Elizabeth Catlett (1915-2012)
- Ashley M. Lyle, CEO
- Oct 9, 2019
- 1 min read

October is National Art and Humanity Month, and there's no better way to celebrate that than to honor a great 20th century sculptor, Elizabeth Catlett.
"Sculptor and printmaker Elizabeth Catlett used her art to advocate for social change in both the U.S. and her adopted country of Mexico for almost three-quarters of a century.
The granddaughter of former slaves, Catlett was raised in Washington, D.C. Her father died before she was born and her mother held several jobs to raise three children. Refused admission to Carnegie Institute of Technology because of her race, Catlett enrolled at Howard University.

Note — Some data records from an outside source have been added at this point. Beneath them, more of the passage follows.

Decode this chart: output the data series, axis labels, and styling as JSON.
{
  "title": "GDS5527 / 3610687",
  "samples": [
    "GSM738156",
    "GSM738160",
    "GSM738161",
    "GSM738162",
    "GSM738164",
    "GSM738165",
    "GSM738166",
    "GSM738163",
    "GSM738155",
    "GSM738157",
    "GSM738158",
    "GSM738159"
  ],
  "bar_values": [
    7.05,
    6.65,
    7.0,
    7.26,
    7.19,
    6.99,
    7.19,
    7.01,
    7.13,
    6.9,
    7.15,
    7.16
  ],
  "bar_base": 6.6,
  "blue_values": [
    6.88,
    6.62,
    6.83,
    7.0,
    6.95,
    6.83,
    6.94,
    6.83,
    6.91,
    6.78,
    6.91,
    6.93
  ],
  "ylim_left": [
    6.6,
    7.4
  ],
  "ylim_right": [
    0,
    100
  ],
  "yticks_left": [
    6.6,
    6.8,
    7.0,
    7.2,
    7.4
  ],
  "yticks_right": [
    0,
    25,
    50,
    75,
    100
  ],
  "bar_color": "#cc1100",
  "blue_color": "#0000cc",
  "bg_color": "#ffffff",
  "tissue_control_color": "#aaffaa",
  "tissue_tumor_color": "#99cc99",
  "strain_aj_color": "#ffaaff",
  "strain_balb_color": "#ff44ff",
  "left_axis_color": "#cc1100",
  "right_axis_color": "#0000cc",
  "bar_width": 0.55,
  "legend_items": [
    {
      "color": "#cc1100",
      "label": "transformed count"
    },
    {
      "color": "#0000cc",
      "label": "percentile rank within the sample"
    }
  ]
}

In 1946, a grant from the Rosenwald Foundation enabled Catlett to move to Mexico City with her husband, printmaker Charles White. There she joined the Taller de Gráfica Popular, an influential and political group of printmakers. At the Taller, Catlett met the Mexican artist Francisco Mora, whom she married after divorcing White and with whom she had three sons.
Catlett taught at the National School of Fine Arts in Mexico City from 1958 until her retirement in 1976, producing realistic and highly stylized two- and three-dimensional figures. Her subjects ranged from tender maternal images to confrontational symbols of the Black Power movement, to portraits of Martin Luther King Jr. and the writer Phyllis Wheatley."